After that, it becomes a waiting game. As long as the crypto remains on a decentralised platform, authorities are unable to seize it or directly track down the owner.
However, if the owner were to try converting the crypto into fiat money, they’d likely reveal themselves in the process. This comes as a result of the crypto regulations now implemented in countries including Singapore.
How does Singapore’s crypto regulations monitor transactions?
The primary way to buy cryptocurrency using fiat money or convert cryptocurrency to fiat money is through a centralised exchange (CEX).
In Singapore, this includes companies such as DBS Vickers and Independent Reserve. Such licensed exchanges are regulated under the Monetary Authority of Singapore (MAS)’s Payment Services Act. Following are the points laid out in the act which the exchanges must comply with:
a. customer due diligence by verifying their identities and businesses;
b. monitoring of customers’ transactions for signs of money laundering and terrorism financing;
c. screening of customers against relevant international sanctions list by the United Nations; and
d. maintain detailed records of customers activities and put in place a process to report suspicious transactions to MAS.
As is apparent, if one were to buy crypto in Singapore using SGD, they would have to give up their personal details. The same applies if they were to transfer crypto from their decentralised wallet to a CEX.
Going back to the previous example: authorities can monitor decentralised wallets containing illicit crypto, and if the owner attempts to transfer it to a CEX, they can then have it seized.
This is possible because CEX users don’t actually have crypto stored in individual wallets. All the value remains stored with the CEX itself, along with a record of how much each user owns.
There are also regulations about the information which must be shared between CEXs when a transaction is being made.
What is the Crypto Travel Rule?
As of January 2020, MAS implemented the Crypto Travel Rule which was laid out by the Financial Action Task Force.
According to the rule, when cryptocurrency is being transferred between two CEXs, information of the users involved in the transaction must be shared between the exchanges.
When the transaction exceeds S$1,500 in value, the sender’s address, IC number, and date of birth, are all sent over to the receiving CEX. For transactions below that threshold, only the name and wallet ID is shared.
Currently, there are no regulations stopping cryptocurrency being sent to or received from a decentralised wallet.
Exchanges are alerted that such transactions carry a higher risk of being illicit, and are left to carry out enhanced due diligence measures at their own discretion.
Loophole: P2P crypto exchanges
P2P exchanges allow users to bypass CEX regulations and convert between cryptocurrency and fiat money.
On such platforms, users trade with each other directly after agreeing upon a set price.
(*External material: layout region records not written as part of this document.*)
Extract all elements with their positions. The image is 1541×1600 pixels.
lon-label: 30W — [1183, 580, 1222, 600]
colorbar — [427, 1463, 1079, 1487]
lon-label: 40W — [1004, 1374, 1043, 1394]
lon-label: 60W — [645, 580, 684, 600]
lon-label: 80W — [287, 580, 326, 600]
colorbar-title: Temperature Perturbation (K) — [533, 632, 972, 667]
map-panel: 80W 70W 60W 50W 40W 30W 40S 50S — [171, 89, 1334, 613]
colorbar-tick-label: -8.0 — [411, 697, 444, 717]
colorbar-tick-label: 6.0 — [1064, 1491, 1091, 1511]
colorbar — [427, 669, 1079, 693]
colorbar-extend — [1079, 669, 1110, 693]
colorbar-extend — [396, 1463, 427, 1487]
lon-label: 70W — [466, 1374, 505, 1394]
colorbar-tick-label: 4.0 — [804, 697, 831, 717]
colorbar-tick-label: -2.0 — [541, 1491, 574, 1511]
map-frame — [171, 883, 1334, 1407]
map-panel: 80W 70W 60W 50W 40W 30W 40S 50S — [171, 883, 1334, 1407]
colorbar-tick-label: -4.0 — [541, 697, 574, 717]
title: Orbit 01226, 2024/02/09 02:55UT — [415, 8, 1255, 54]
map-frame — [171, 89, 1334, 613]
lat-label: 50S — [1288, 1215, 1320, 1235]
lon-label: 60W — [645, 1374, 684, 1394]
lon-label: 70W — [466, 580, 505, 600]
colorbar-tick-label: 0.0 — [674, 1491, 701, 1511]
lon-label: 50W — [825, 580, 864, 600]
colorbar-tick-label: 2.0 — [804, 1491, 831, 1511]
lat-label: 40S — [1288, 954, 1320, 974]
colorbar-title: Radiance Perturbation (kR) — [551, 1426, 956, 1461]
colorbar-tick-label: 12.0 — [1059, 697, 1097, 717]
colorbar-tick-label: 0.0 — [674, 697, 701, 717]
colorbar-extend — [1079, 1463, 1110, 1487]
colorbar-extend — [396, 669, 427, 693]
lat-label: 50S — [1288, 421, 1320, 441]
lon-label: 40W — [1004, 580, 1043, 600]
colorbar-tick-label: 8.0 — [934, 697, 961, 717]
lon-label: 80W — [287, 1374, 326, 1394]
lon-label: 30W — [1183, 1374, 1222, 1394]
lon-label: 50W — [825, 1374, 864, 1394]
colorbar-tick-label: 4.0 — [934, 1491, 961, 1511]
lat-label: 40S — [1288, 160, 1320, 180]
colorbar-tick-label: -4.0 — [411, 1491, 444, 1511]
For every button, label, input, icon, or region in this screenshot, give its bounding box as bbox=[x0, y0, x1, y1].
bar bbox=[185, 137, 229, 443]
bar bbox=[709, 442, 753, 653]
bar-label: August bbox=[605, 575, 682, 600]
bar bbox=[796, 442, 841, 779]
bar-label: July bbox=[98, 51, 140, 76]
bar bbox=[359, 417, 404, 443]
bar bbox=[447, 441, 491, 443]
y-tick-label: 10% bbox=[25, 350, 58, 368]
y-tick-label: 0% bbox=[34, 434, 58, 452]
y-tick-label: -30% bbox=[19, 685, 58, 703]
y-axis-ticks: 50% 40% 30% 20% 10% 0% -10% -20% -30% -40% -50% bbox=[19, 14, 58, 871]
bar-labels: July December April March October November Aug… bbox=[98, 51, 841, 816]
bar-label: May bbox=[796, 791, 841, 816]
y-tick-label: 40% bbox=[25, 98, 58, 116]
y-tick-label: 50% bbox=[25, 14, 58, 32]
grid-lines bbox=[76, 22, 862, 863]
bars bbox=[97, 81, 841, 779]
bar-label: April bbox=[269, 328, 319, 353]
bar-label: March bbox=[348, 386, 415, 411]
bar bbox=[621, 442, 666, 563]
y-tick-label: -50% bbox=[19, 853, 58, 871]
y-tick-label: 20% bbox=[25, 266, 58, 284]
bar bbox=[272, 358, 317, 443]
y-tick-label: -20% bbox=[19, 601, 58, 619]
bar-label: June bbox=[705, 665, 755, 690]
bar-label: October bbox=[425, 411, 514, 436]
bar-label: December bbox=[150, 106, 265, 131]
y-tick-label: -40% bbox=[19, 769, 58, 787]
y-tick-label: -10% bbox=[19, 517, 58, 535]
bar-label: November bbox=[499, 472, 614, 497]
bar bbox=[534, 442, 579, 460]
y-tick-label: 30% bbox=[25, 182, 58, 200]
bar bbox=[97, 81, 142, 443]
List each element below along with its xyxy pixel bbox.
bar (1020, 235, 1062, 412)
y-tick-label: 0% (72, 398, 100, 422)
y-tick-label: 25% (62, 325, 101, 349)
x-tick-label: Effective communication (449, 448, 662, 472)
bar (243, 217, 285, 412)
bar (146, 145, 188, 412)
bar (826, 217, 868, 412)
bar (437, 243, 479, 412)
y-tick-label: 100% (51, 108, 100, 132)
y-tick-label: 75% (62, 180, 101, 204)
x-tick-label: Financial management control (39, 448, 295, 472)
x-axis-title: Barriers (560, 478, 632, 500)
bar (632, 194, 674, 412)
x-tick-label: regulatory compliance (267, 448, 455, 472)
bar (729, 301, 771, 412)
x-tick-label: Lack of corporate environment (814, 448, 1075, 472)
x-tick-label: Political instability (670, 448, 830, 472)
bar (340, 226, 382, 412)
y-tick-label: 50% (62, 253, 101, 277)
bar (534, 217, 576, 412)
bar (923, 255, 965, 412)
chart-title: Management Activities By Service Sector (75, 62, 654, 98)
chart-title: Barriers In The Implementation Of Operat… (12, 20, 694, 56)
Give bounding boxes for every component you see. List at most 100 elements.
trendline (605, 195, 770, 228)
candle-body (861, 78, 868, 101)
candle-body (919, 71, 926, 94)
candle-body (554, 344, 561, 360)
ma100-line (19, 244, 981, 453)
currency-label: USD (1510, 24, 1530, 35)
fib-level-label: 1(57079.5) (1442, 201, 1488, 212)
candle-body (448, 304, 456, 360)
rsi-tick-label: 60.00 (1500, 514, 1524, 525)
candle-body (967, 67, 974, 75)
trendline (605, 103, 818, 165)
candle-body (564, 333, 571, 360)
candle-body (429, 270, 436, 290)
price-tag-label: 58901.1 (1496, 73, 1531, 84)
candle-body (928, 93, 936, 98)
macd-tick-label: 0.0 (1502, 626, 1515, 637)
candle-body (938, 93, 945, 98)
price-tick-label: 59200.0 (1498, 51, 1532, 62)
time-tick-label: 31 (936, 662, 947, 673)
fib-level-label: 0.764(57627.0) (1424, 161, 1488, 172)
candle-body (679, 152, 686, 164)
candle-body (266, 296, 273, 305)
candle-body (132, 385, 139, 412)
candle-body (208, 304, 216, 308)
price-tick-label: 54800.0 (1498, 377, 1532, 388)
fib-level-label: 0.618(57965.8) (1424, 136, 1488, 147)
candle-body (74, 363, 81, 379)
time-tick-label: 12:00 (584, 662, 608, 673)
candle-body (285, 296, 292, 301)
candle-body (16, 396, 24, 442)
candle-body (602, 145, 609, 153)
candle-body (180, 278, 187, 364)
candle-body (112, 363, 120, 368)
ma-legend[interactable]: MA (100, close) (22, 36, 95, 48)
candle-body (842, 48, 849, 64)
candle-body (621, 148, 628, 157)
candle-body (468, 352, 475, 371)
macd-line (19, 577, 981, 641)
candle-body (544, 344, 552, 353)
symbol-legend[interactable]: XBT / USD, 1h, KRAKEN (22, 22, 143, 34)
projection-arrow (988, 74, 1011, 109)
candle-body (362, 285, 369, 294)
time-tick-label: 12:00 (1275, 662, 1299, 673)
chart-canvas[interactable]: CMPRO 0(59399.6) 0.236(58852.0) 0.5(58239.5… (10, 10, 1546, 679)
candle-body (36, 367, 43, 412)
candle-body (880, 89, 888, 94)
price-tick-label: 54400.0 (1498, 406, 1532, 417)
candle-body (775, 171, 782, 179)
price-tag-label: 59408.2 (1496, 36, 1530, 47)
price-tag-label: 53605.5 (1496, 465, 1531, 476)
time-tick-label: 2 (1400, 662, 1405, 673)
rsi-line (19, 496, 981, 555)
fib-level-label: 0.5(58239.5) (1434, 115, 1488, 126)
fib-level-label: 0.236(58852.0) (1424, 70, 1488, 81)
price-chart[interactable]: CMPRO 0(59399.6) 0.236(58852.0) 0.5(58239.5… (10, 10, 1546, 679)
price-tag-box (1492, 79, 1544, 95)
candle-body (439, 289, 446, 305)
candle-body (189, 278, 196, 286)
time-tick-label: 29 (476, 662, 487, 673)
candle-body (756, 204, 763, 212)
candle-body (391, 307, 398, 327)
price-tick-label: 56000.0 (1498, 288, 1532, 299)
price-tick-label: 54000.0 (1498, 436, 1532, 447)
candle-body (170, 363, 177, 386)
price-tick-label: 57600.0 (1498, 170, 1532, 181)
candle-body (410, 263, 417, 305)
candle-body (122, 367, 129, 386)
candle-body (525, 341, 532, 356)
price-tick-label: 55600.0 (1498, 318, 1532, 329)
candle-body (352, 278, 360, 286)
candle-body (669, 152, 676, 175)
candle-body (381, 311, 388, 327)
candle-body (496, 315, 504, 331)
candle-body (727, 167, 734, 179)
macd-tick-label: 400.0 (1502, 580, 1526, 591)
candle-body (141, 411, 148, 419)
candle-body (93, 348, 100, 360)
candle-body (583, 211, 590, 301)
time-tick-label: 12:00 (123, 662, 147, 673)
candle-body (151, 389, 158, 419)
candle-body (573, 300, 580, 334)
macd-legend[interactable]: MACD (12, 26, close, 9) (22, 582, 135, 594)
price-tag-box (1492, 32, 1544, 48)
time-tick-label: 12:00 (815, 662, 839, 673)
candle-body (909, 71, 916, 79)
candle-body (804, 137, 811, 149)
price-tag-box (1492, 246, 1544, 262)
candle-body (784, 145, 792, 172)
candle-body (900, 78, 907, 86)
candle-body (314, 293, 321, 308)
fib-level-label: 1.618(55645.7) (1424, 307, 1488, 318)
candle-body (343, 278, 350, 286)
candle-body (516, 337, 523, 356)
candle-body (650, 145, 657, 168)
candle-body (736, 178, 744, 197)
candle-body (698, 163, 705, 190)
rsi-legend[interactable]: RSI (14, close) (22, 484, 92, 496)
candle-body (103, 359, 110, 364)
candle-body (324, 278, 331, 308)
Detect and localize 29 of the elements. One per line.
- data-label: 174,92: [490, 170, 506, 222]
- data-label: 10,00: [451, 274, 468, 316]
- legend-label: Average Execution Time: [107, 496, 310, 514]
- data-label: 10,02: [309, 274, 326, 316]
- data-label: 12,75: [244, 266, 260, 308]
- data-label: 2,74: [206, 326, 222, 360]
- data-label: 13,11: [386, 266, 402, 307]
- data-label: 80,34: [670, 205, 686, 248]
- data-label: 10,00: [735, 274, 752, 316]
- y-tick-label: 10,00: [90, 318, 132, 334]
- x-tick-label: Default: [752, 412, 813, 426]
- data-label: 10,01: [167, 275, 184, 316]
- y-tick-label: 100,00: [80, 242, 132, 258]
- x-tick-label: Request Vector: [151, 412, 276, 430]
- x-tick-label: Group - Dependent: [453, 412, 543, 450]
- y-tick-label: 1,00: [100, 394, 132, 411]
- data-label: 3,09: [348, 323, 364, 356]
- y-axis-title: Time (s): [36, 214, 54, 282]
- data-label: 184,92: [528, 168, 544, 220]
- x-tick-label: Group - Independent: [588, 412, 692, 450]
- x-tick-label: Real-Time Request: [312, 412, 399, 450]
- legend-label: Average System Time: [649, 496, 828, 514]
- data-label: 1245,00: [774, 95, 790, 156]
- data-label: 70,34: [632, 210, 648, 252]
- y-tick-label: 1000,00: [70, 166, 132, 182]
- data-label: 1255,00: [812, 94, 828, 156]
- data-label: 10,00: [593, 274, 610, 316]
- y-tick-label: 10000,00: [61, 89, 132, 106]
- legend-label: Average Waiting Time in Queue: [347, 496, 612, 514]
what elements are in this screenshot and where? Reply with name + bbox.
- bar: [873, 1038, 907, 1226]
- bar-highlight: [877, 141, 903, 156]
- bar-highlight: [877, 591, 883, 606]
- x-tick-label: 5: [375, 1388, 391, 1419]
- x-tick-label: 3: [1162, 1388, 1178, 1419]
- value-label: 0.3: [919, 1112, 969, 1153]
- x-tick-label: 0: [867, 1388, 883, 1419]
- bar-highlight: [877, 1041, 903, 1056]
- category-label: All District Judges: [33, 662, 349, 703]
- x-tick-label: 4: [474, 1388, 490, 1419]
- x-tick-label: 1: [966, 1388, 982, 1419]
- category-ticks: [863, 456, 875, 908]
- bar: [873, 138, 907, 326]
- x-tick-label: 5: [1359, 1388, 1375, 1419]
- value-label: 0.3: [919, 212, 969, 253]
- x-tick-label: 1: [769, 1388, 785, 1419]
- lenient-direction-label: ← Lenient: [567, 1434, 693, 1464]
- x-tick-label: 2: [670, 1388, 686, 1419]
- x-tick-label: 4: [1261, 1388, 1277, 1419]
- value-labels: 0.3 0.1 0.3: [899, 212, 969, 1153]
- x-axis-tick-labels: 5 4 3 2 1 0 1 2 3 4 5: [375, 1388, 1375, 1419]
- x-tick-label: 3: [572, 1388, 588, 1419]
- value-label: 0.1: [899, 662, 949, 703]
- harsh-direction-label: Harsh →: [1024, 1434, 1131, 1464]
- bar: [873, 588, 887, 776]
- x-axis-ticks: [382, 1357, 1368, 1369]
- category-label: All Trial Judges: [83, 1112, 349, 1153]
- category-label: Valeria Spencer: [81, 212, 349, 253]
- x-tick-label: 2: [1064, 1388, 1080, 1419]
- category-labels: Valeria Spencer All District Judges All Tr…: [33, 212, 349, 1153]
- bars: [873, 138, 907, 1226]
One user sends over money via bank transfer and in return, the receiving party sends crypto to their wallet.
Since there is no record linking the two transactions and the cryptocurrency never leaves a decentralised wallet, it’s impossible to track down the parties behind the trade.
P2P exchanges are often used by people residing in countries where it’s illegal to own crypto.
They can also be exploited by users who are trying to offload stolen crypto. Aware that they’re unable to withdraw their coins through a CEX, these users can sell off large amounts on P2P exchanges by offering a rate which is slightly lower than that of the market.
What does the future hold?
By virtue of decentralisation, the power to stay anonymous on a blockchain remains with the user. However, authorities are still able to regulate the space by monitoring entry and exit points. This appears to be a fair compromise as it dissuades the illicit use of anonymity, while allowing regular users to continue reaping its benefits.
That being said, new ways to mask blockchain transactions have now begun to emerge. As the technology evolves, it’s more than likely that new regulations will follow suit in the near future.